Furthermore, to address the limitation of deep learning algorithms in dynamically recognizing new machining features, an incremental learning strategy was introduced. Assuming the existence of a dynamically expanding real industrial part CAD model dataset, this strategy can help Sheet-metalNet retain recognition capabilities on old machining features while improving recognition of new machining features, even as the dataset slowly grows in size. Relevant experiments indicated that the strategy performance and efficiency surpassed the simplest direct mixing strategy.

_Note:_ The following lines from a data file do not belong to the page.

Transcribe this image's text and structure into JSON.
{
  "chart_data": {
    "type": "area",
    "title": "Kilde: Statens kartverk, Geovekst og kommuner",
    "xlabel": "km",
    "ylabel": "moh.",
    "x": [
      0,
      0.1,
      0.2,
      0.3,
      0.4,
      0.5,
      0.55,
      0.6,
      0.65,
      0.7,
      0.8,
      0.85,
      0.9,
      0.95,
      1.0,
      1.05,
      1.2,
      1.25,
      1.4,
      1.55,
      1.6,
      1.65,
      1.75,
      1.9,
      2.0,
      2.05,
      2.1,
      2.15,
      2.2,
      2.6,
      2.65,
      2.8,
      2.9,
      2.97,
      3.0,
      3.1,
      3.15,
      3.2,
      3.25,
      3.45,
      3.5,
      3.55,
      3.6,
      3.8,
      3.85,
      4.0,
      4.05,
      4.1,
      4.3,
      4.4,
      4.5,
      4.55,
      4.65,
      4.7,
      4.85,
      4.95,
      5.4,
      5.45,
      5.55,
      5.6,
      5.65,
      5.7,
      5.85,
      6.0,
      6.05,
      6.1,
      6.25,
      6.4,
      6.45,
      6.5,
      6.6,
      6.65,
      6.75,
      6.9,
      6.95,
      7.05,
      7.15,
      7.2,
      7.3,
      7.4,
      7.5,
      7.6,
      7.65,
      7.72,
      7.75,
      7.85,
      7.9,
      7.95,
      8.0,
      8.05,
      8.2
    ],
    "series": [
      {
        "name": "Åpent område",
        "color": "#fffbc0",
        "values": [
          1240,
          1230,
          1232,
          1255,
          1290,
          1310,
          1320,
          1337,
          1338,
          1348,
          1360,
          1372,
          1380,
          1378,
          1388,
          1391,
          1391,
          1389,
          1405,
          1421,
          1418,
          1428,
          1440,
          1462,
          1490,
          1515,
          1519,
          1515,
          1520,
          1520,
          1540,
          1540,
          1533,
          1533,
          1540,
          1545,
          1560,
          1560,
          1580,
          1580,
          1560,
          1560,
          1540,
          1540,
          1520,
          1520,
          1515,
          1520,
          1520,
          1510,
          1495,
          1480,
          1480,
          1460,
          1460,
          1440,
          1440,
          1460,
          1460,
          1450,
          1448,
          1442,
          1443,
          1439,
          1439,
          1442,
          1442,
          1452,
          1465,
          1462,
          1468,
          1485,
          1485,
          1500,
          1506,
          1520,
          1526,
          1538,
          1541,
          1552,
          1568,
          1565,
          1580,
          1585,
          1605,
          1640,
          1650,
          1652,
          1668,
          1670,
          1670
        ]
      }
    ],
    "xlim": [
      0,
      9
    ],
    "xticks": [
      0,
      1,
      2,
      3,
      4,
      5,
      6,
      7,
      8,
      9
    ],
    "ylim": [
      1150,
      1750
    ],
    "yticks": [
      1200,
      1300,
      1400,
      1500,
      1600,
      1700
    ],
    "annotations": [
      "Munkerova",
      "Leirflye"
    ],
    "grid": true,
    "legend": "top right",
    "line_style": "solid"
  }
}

However, Sheet-metalNet and the incremental learning strategy proposed in this paper still have certain limitations:

  1. (i)

    Although Sheet-metalNet outperforms hierarchical CADNet on the MFCAD++ dataset, achieving recognition accuracy of less than 99% suggests there is room for improvement, especially in the recognition accuracy of intersecting features. Future work will focus on addressing this shortcoming.

  2. (ii)

    This research proposes using deep learning for implicit decisions in Automatic Feature Recognition (AFR). Future work aims to integrate fuzzy logic-based decision-making, given its robustness and capacity of dealing with uncertainty52, to potentially enhance AFR system performance.

  3. (iii)

    The incremental learning strategy was intended for real industrial part datasets. However, this paper only verified its necessity and feasibility using synthetic datasets. In future work, collaborations with manufacturing companies will be made to build real industrial part datasets, improve related incremental learning experiments, and refine the incremental learning strategy for better performance.

  4. (iv)

    There is still untapped potential in maFEG and GNNs. Future work will focus on exploring their applications in CAD model automatic generation and intelligent CAD model retrieval.